La otra área a la que me he referido es la moral sexual. La iglesia afronta una crisis con la moral sexual. Proponemos un ideal hermoso, la relación sexual dentro del contexto de un compromiso para toda la vida con una persona del otro sexo, abiertos a la reproducción. Pero este ideal apenas se entiende, y menos es practicado, por la mayoría de la gente dentro de nuestra sociedad. Un porcentaje grande de personas están divorciadas y casadas de nuevo, o viven juntos sin casarse, o practican la contracepción o tienen relaciones homosexuales. Los porcentajes, por lo menos en Gran Bretaña, no son muy diferentes entre los católicos. Así que hay una sima entre el magisterio de la iglesia acerca de la conducta sexual y lo que los católicos viven.
Una reacción a esto, frecuente en los católicos de Comunión, es insistir en el magisterio. Esta ha sido la enseñanza de la iglesia durante siglos, y sería poco honrado rendirse ahora o ceder ante una sociedad corrompida. Si nuestra enseñanza es verdadera, debemos sostenerla aunque algunos se sientan ofendidos. Muchos católicos del Reino se sienten a disgusto con esto. Millones de católicos decentes se encuentran empujados fuera de la comunidad porque están en lo que se define como “situaciones” irregulares. Esto puede suceder por casualidad, por debilidad o por desacuerdo genuino con el magisterio de la Iglesia. Si es para personas como estas para las que Cristo vino, ¿cómo podemos actuar nosotros en cualquier caso para que ellos se sientan plenamente acogidos?
Es un auténtico dilema. A menudo lo que sucede es que la enseñanza oficial de la iglesia se proclama, pero nosotros no nos damos por aludidos y seguimos diciendo que todos son acogidos. Llamamos a esto “la solución pastoral”, pero puede interpretarse como algo poco honrado. ¿Debemos proclamar firmemente la moral sexual tradicional distanciando a las personas de Cristo? ¿O más debemos ser más acomodaticio, con el riesgo de renunciar a nuestra visión moral?
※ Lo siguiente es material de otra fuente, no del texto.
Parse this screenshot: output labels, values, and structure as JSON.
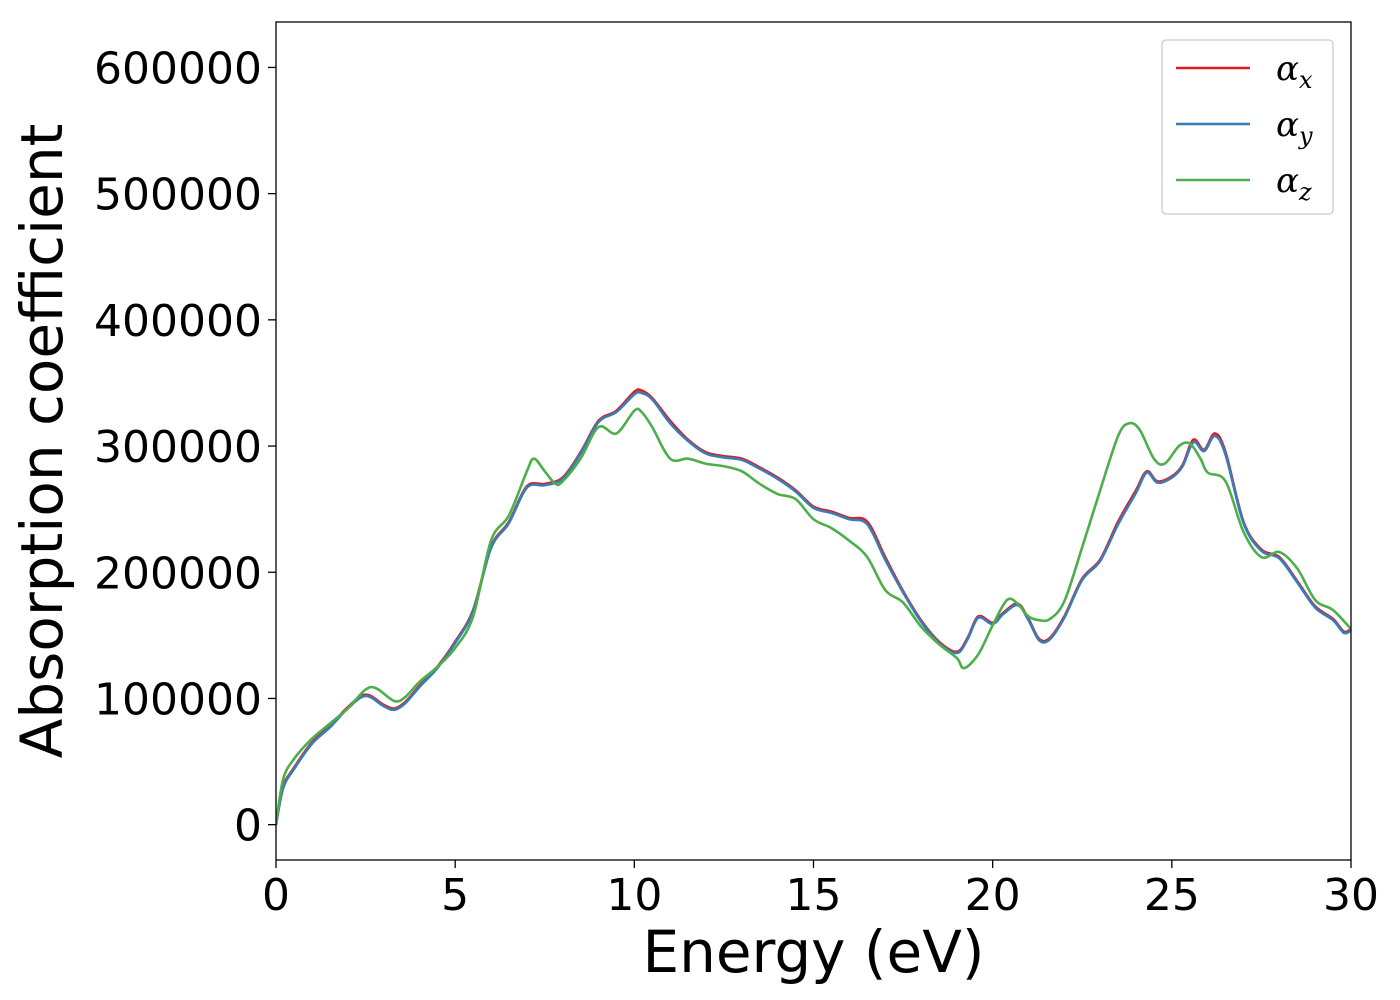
{
  "chart_data": {
    "type": "line",
    "title": "",
    "xlabel": "Energy (eV)",
    "ylabel": "Absorption coefficient",
    "xlim": [
      0,
      30
    ],
    "ylim": [
      -28000,
      636000
    ],
    "xticks": [
      "0",
      "5",
      "10",
      "15",
      "20",
      "25",
      "30"
    ],
    "yticks": [
      "0",
      "100000",
      "200000",
      "300000",
      "400000",
      "500000",
      "600000"
    ],
    "grid": false,
    "legend_position": "top-right",
    "series": [
      {
        "name": "α",
        "subscript": "x",
        "color": "#e41a1c",
        "x": [
          0,
          0.2,
          0.5,
          1,
          1.5,
          2,
          2.5,
          3,
          3.3,
          3.6,
          4,
          4.5,
          5,
          5.5,
          6,
          6.5,
          7,
          7.5,
          8,
          8.5,
          9,
          9.5,
          10,
          10.2,
          10.5,
          11,
          11.5,
          12,
          12.5,
          13,
          13.5,
          14,
          14.5,
          15,
          15.5,
          16,
          16.5,
          17,
          17.5,
          18,
          18.5,
          19,
          19.3,
          19.6,
          20,
          20.3,
          20.7,
          21,
          21.3,
          21.6,
          22,
          22.5,
          23,
          23.5,
          24,
          24.3,
          24.6,
          25,
          25.3,
          25.6,
          25.9,
          26.2,
          26.5,
          27,
          27.5,
          28,
          28.5,
          29,
          29.5,
          29.8,
          30
        ],
        "values": [
          0,
          30000,
          45000,
          65000,
          78000,
          93000,
          103000,
          95000,
          92000,
          97000,
          110000,
          125000,
          145000,
          170000,
          220000,
          240000,
          268000,
          270000,
          275000,
          295000,
          320000,
          328000,
          343000,
          344000,
          338000,
          320000,
          305000,
          295000,
          292000,
          290000,
          283000,
          275000,
          265000,
          252000,
          248000,
          243000,
          240000,
          212000,
          185000,
          162000,
          145000,
          137000,
          148000,
          165000,
          160000,
          168000,
          175000,
          163000,
          147000,
          148000,
          165000,
          195000,
          210000,
          240000,
          265000,
          280000,
          272000,
          276000,
          285000,
          305000,
          297000,
          310000,
          295000,
          240000,
          218000,
          212000,
          193000,
          173000,
          163000,
          153000,
          155000
        ]
      },
      {
        "name": "α",
        "subscript": "y",
        "color": "#377eb8",
        "x": [
          0,
          0.2,
          0.5,
          1,
          1.5,
          2,
          2.5,
          3,
          3.3,
          3.6,
          4,
          4.5,
          5,
          5.5,
          6,
          6.5,
          7,
          7.5,
          8,
          8.5,
          9,
          9.5,
          10,
          10.2,
          10.5,
          11,
          11.5,
          12,
          12.5,
          13,
          13.5,
          14,
          14.5,
          15,
          15.5,
          16,
          16.5,
          17,
          17.5,
          18,
          18.5,
          19,
          19.3,
          19.6,
          20,
          20.3,
          20.7,
          21,
          21.3,
          21.6,
          22,
          22.5,
          23,
          23.5,
          24,
          24.3,
          24.6,
          25,
          25.3,
          25.6,
          25.9,
          26.2,
          26.5,
          27,
          27.5,
          28,
          28.5,
          29,
          29.5,
          29.8,
          30
        ],
        "values": [
          0,
          29000,
          44000,
          64000,
          77000,
          92000,
          102000,
          94000,
          91000,
          96000,
          109000,
          124000,
          144000,
          169000,
          219000,
          239000,
          267000,
          269000,
          274000,
          294000,
          319000,
          327000,
          341000,
          342000,
          337000,
          318000,
          304000,
          294000,
          291000,
          289000,
          282000,
          274000,
          264000,
          251000,
          247000,
          242000,
          238000,
          210000,
          184000,
          161000,
          144000,
          136000,
          147000,
          164000,
          159000,
          167000,
          174000,
          162000,
          146000,
          147000,
          164000,
          194000,
          209000,
          238000,
          263000,
          279000,
          271000,
          275000,
          284000,
          303000,
          296000,
          308000,
          293000,
          239000,
          217000,
          211000,
          192000,
          172000,
          162000,
          152000,
          154000
        ]
      },
      {
        "name": "α",
        "subscript": "z",
        "color": "#4daf4a",
        "x": [
          0,
          0.2,
          0.5,
          1,
          1.5,
          2,
          2.5,
          2.8,
          3.3,
          3.6,
          4,
          4.5,
          5,
          5.5,
          6,
          6.5,
          7,
          7.2,
          7.5,
          7.8,
          8,
          8.5,
          9,
          9.5,
          10,
          10.2,
          10.5,
          11,
          11.5,
          12,
          12.5,
          13,
          13.5,
          14,
          14.5,
          15,
          15.5,
          16,
          16.5,
          17,
          17.5,
          18,
          18.5,
          19,
          19.2,
          19.6,
          20,
          20.4,
          20.7,
          21,
          21.3,
          21.6,
          22,
          22.5,
          23,
          23.5,
          23.8,
          24.1,
          24.5,
          24.8,
          25.2,
          25.5,
          25.8,
          26,
          26.5,
          27,
          27.5,
          28,
          28.5,
          29,
          29.5,
          30
        ],
        "values": [
          0,
          36000,
          52000,
          68000,
          80000,
          92000,
          107000,
          108000,
          98000,
          101000,
          113000,
          125000,
          140000,
          165000,
          225000,
          245000,
          280000,
          290000,
          280000,
          270000,
          272000,
          290000,
          315000,
          310000,
          328000,
          327000,
          315000,
          290000,
          290000,
          286000,
          284000,
          280000,
          270000,
          262000,
          258000,
          242000,
          235000,
          225000,
          212000,
          186000,
          176000,
          157000,
          143000,
          132000,
          124000,
          135000,
          158000,
          178000,
          175000,
          165000,
          162000,
          163000,
          177000,
          220000,
          265000,
          308000,
          318000,
          313000,
          290000,
          286000,
          300000,
          302000,
          290000,
          279000,
          272000,
          232000,
          212000,
          216000,
          203000,
          178000,
          170000,
          155000
        ]
      }
    ]
  }
}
Qué dice el Evangelio acerca del sexo
Yo no lo tengo del todo claro, y éste no es el momento de estudiar el asunto con todo detalle. Pero es un buen ejemplo de cómo de nuevo hay que avanzar yendo más profundo. Debemos cavar hacia abajo hasta que lleguemos al debate fundamental que subyace al desacuerdo superficial. En mi libro, haciendo una vez más publicidad de él, yo sugiero que debemos explorar una comprensión cristiana de nuestra sexualidad. ¿Qué dice el Evangelio acerca del significado más profundo de la sexualidad? Y propongo que podemos hacer esto mirando la Ultima Cena , donde Cristo nos dio su cuerpo: “Esto es mi cuerpo y yo lo doy a vosotros”. Podemos sólo entender nuestra sexualidad a la luz de este auto-don total de Cristo. Así que antes de seguir combatiendo en el nivel de permisividad contra la insistencia en las reglas, tratemos de entender una comprensión eucarística de lo que significa vivir la sexualidad como el don y la aceptación reverente de nuestros cuerpos.
Esto como una simple referencia. Necesitaría una conferencia entera para describir qué significa una comprensión eucarística de la sexualidad. Lo que trato de hacer es mostrar que cuando la conversación se atasca y el diálogo parece imposible, entonces debemos ir a más profundidad, hasta que alcancemos la roca de fondo del Evangelio, y entonces quizá nosotros nos entenderemos uno al otro mejor. No podemos ponernos de acuerdo pero seremos capaces de hablar.
No podemos tolerar por más tiempo la polarización. Daña la vida y la misión de la iglesia. Curar la división requiere de nosotros, ante todo, que entendamos el sufrimiento de católicos que no sienten como nosotros. Debemos entender lo que para ellos es como un hachazo a la raíz, su pérdida de sentirse en la iglesia como en casa. Debemos abrir nuestras mentes y la imaginación a lo que ellos sufren. Y cuando con la conversación parece no estar consiguiéndose nada, entonces necesitamos ir a más profundidad, hasta que alcancemos un nivel donde nuestras penetraciones e intuiciones fundamentales puedan ser conciliables.